The neurologist came in while Jim, Darcy, and Jack were in the ER with me.
“You have a brain tumor: a meningioma.”
Somewhere I started breathing again. Mass. Brain tumor. That’s a hell of a way to start the day. I asked the neurologist if I was going to die. I told her about my running friend Laura G. from Higgins Lake. Several years ago, Laura found out in April that she had a stage four Glioblastoma. She died in December the same year. The neurologist assured me that I did not have a tumor like Laura’s. She assured me that meningiomas are treatable and usually benign. She told me I would live, but I would have to be on medication for an extended period of time, so that I did not have another seizure. If someone has a seizure, there’s typically a reason why. We’ve found my reason: brain tumor. I can’t drive for six months. I can’t be around water or ladders or fires or power tools or anything that I might harm myself with.
I tried to convince my family and friends I would be fine. Jeri’s husband John arrived. I told everyone I could beat this thing. I spent the night at the hospital, and sent my husband and son back to Higgins Lake to take care of the dog. Darcy and Jack headed back to Midland. Jeri and John returned to their Traverse City home. I slept like the dead, or as I imagine the dead sleeping: deeply, no nightmares, no nothing, waiting to walk like Zombies through the night. This was my brain on drugs.
In the morning, the nurse came in and told me I should get up and come with her to the end of the hallway. I shuffled along in my hospital pants and shirt. My left arm was covered with bruises from the fall and from various nurses trying to insert an IV into my crappy veins. I realized a long time ago that I could never have been a junkie.
“Look at the sunrise this morning,” she said. She’s young, cute, and has her future ahead of her. I wonder what she thinks of me, a fifty-six-year old woman with a brain tumor.
“The sunrise is beautiful.” I realized how exquisitely happy I was to be watching the sun rise from the seventh floor of the hospital in Traverse City. We walked back to my room, and I ordered a huge breakfast, because I was starving. My husband and son walked in, and I cried stupid tears at the sight of them. The doctor and nurse came in and explained that I should check out surgery in Ann Arbor or perhaps Gamma Knife surgery in my Midland, my former hometown. They tell me that it is imperative that I do something. I can’t let the tumor continue to grow even though it is possible I have had it since I was a child. Meningiomas are slow-growing. I imagined yeast slowly rising in my left temporal lobe.

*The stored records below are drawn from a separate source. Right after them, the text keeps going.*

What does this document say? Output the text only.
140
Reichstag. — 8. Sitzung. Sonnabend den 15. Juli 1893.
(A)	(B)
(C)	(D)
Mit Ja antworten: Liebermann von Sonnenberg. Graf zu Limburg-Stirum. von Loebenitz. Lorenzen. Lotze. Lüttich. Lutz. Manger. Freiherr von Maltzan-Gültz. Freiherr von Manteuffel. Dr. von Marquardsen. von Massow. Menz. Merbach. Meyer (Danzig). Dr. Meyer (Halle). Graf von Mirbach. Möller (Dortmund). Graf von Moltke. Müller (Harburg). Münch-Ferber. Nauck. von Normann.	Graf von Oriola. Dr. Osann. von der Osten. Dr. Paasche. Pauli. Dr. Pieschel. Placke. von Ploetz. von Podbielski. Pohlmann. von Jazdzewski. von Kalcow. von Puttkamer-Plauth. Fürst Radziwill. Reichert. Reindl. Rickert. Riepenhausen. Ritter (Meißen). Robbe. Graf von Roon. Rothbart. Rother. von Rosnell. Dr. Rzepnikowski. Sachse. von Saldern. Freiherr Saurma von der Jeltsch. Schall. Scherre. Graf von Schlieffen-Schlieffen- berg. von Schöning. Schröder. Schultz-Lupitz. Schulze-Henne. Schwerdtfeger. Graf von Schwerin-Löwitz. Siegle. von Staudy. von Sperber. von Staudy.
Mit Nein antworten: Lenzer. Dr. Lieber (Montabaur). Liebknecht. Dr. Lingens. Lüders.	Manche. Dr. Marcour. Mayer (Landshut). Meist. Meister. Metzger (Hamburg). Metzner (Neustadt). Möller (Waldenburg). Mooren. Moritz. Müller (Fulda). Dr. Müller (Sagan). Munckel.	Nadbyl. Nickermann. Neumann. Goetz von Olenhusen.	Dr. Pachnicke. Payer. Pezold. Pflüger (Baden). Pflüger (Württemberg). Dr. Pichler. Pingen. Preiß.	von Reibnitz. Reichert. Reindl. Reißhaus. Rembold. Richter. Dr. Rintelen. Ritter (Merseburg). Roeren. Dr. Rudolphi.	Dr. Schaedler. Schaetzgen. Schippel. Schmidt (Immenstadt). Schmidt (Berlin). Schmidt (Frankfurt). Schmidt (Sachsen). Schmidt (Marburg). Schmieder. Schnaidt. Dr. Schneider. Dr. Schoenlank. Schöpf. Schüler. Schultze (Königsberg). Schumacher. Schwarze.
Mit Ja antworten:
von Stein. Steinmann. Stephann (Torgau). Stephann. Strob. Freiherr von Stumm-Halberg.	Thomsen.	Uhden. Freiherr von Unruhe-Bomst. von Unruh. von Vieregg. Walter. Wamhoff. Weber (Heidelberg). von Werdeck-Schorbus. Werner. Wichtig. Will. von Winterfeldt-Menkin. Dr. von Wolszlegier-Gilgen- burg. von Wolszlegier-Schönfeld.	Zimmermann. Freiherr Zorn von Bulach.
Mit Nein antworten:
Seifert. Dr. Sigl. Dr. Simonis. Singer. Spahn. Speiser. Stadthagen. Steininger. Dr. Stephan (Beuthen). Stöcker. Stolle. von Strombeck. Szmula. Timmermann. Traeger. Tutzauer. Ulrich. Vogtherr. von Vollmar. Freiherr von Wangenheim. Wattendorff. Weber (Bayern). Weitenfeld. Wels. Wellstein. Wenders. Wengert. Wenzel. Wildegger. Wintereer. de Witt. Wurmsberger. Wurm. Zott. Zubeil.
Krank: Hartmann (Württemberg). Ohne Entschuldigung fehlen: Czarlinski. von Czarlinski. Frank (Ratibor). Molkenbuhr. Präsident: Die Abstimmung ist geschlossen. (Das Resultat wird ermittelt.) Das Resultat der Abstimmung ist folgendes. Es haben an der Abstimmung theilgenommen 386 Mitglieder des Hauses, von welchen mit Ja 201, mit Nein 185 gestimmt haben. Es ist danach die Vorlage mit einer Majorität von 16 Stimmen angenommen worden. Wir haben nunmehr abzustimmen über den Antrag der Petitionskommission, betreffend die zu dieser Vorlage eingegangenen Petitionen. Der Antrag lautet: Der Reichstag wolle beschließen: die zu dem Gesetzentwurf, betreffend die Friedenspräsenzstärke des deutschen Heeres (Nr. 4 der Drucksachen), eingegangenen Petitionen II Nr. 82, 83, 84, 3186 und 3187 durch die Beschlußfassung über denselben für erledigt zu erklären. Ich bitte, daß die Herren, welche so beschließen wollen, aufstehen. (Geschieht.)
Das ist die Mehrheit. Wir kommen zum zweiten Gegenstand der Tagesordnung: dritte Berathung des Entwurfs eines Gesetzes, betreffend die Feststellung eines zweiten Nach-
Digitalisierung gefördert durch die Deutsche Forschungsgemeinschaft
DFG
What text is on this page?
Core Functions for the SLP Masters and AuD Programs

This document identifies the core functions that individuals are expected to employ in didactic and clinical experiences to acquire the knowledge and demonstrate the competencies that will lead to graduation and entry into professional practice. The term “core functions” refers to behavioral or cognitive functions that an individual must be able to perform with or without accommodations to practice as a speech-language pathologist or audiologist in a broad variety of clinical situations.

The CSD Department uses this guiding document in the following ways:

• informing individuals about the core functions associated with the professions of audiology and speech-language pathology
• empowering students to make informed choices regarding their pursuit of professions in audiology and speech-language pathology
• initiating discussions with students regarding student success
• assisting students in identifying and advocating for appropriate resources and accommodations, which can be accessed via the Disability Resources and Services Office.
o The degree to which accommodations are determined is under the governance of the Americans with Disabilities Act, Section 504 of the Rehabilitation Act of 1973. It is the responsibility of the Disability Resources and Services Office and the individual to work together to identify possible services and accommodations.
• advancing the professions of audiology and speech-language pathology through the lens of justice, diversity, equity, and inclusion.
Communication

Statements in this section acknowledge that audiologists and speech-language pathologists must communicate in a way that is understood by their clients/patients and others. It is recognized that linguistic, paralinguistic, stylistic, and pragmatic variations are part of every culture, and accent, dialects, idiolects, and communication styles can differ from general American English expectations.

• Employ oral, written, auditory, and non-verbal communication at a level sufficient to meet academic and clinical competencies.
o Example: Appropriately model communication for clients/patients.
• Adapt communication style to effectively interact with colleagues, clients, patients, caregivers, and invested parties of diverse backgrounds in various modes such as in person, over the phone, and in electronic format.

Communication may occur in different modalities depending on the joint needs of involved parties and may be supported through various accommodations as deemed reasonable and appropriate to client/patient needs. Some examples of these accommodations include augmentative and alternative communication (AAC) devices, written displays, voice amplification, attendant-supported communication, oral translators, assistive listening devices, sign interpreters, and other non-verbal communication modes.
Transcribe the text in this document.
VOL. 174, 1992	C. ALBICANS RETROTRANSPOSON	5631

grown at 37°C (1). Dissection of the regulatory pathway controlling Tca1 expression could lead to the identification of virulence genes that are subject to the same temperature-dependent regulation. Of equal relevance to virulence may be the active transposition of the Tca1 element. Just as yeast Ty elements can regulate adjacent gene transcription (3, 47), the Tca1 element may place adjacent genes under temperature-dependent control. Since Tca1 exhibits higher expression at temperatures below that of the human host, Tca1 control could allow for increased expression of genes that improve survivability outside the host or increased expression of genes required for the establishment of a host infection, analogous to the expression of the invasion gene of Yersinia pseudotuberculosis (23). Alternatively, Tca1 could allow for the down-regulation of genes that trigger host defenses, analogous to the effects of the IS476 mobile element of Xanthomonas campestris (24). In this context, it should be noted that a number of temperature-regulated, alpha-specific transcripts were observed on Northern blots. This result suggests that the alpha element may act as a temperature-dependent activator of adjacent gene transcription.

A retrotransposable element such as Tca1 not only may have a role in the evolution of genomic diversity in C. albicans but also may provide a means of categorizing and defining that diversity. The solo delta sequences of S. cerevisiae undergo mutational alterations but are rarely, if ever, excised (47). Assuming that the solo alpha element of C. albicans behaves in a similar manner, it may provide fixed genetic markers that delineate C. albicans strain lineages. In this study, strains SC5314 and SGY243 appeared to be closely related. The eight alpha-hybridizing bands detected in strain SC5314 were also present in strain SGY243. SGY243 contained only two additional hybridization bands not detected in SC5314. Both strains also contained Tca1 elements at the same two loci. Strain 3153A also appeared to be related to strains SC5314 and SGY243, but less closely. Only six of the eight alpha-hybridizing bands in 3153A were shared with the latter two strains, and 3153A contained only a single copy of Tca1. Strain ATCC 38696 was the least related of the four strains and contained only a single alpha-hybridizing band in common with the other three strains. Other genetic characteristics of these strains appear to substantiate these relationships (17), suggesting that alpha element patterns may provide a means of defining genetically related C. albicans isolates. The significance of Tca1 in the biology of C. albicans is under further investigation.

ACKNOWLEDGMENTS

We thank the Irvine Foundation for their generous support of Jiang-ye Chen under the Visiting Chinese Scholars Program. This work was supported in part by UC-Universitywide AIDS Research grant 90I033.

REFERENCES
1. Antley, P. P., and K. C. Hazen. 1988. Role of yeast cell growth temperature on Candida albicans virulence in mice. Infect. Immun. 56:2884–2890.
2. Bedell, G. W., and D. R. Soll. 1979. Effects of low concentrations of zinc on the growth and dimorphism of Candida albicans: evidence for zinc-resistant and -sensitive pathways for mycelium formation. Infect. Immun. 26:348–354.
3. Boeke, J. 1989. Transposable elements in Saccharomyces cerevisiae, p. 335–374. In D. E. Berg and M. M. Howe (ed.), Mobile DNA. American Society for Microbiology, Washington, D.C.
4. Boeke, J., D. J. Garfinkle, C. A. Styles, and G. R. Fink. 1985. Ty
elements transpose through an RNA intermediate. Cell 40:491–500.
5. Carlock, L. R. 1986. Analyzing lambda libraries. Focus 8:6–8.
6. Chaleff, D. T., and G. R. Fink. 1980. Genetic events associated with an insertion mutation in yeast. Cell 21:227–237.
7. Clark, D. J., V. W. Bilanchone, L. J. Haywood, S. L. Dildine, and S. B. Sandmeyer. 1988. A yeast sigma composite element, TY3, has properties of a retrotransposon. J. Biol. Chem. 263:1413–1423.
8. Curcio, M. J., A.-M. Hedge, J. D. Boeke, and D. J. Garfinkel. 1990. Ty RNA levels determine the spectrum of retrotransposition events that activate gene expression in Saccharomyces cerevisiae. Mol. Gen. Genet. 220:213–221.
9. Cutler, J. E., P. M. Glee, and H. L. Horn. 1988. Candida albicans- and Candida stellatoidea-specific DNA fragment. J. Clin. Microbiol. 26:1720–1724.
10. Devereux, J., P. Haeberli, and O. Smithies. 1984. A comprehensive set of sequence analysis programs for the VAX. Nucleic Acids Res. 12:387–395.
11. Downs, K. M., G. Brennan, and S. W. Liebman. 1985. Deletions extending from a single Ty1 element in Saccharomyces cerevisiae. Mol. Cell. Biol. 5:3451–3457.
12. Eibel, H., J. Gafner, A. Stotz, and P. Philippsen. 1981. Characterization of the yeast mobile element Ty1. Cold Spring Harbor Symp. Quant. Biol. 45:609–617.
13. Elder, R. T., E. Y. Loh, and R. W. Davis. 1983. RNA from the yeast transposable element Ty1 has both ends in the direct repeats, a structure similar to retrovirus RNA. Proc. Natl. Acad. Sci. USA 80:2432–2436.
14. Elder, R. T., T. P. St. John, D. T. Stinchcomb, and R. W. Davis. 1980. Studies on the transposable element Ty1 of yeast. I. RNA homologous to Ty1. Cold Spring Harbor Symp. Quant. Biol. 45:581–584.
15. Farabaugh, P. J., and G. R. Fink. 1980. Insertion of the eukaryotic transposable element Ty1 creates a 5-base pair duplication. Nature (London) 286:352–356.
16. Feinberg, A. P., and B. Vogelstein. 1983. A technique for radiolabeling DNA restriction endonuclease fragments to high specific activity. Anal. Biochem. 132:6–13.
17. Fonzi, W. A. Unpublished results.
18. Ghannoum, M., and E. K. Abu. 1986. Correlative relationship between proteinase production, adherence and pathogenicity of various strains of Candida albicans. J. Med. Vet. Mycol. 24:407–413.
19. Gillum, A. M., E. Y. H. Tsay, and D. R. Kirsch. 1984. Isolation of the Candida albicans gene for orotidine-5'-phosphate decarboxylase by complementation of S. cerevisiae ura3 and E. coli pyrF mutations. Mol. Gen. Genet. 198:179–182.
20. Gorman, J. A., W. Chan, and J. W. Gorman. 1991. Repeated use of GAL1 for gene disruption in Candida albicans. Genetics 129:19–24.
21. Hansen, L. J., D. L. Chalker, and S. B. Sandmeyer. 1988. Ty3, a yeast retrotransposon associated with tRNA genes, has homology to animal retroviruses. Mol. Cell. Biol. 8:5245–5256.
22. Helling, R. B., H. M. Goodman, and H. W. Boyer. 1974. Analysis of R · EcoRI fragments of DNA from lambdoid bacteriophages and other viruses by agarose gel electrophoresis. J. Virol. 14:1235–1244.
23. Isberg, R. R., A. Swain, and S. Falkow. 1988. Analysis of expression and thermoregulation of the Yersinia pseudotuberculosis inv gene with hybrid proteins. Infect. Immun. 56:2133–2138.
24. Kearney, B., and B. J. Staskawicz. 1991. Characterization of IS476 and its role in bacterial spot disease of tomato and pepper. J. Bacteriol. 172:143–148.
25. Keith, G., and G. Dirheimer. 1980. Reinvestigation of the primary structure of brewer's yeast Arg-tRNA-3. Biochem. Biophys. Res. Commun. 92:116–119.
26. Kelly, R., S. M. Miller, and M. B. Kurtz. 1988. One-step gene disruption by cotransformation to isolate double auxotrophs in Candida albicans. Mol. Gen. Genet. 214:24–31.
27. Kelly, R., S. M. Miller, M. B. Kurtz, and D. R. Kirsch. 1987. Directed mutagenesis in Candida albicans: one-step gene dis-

My husband and son brought some clothes to me since mine had been cut into pieces. They drove me back to Higgins Lake, but I have no memory of the trip, just snippets of sitting in the front seat. The storyteller had been knocked into silence.
Home. My dog did his crazy dance at the sight of me. I walked down the dock and stared at the water I was no longer allowed to be near. One hundred feet of prime lake frontage, and I was supposed to stay away. Waves rolled into the shore as if they were a heart beating.
Yes, I didn’t see this coming, but do doctors check seemingly healthy people for a brain tumor? Mammograms, gynecological exams, and physicals don’t reveal that one thing no one expects. I reminded myself that I was lucky. I could have had a seizure driving or out running the back roads by myself. I could have died. I have a meningioma and not a stage four glioblastoma. I had a seizure with a whole lot of Zombies watching.
I looked at the water I am not supposed to be near and imagined myself swimming, and fish, the color of pearls, guiding my way.